The first consideration if you want to apply for a home equity loan is to check your credit score and your home equity. Even if your credit score has taken a beating, lenders may be willing to work with you, especially if you can show you are getting your finances back on track.

Your home equity may be a bigger obstacle, since many homes have lost value over the past two years. Home equity is determined by subtracting your mortgage balance (plus any other loans against the property) from the home's value. While some lenders will only loan a maximum of 80 percent of the value of the home, others may allow homeowners to borrow 100 percent of the home's value.

How Do Home Equity Loans Work?

Home equity lending comes in two forms--a home equity loan or a home equity line of credit. A home equity loan is distributed as a lump sum and works best for one-time, large expenses like consolidating your credit card debt or paying for a specific project. A line of credit works almost like a credit card or checking account, allowing borrowers to withdraw funds only when they are needed.

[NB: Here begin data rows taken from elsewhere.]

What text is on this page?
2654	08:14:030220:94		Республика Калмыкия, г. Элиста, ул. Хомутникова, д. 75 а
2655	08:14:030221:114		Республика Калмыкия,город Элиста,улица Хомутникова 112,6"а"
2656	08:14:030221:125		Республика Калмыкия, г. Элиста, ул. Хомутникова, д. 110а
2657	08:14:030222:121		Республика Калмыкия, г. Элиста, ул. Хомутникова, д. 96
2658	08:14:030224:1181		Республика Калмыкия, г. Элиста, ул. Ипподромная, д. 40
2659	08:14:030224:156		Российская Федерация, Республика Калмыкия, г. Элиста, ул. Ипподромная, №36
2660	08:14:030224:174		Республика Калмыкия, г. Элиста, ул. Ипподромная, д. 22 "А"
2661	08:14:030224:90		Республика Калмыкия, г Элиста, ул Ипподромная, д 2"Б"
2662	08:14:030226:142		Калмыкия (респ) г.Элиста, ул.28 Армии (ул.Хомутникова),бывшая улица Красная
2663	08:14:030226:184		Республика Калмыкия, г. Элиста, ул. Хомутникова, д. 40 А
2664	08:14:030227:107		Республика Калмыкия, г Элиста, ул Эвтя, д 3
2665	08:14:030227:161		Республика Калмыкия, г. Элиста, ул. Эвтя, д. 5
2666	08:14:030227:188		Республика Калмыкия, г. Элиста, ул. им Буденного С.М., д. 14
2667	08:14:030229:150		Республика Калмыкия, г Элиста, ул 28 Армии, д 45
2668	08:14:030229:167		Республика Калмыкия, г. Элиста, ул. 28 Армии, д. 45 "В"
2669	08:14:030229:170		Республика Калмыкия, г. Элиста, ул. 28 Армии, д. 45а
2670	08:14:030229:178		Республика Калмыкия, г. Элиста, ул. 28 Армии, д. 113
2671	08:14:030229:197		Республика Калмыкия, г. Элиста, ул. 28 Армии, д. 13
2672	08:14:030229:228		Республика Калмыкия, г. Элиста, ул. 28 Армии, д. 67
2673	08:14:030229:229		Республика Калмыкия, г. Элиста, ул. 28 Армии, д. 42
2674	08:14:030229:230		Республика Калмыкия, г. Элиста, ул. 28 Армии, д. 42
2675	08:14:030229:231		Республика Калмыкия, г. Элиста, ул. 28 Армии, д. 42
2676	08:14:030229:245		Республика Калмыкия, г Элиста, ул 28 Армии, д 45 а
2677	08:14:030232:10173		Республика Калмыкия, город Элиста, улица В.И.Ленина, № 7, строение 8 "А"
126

You should consider a home equity loan if you fall into one of the following categories:

  • You are ready to become financially disciplined and stop overspending. A home equity loan can be a good way to consolidate your debt into one payment. The interest rates on home equity loans are usually lower than on credit cards, but keep in mind your payment periods may be longer.
  • The interest on your home equity loan is tax deductible. In most cases, interest you pay on this loan is tax deductible, but be sure to check the fine print and make certain you qualify.
  • You have plenty of equity in your home. As long as you leave yourself a cushion for emergencies, using your equity can help you create better cash flow or cover unexpected expenses.

The main danger of home equity loans is the possibility that you could lose your home to foreclosure if you are unable to make your payments. Be sure you can afford the monthly bills before committing to a home equity loan.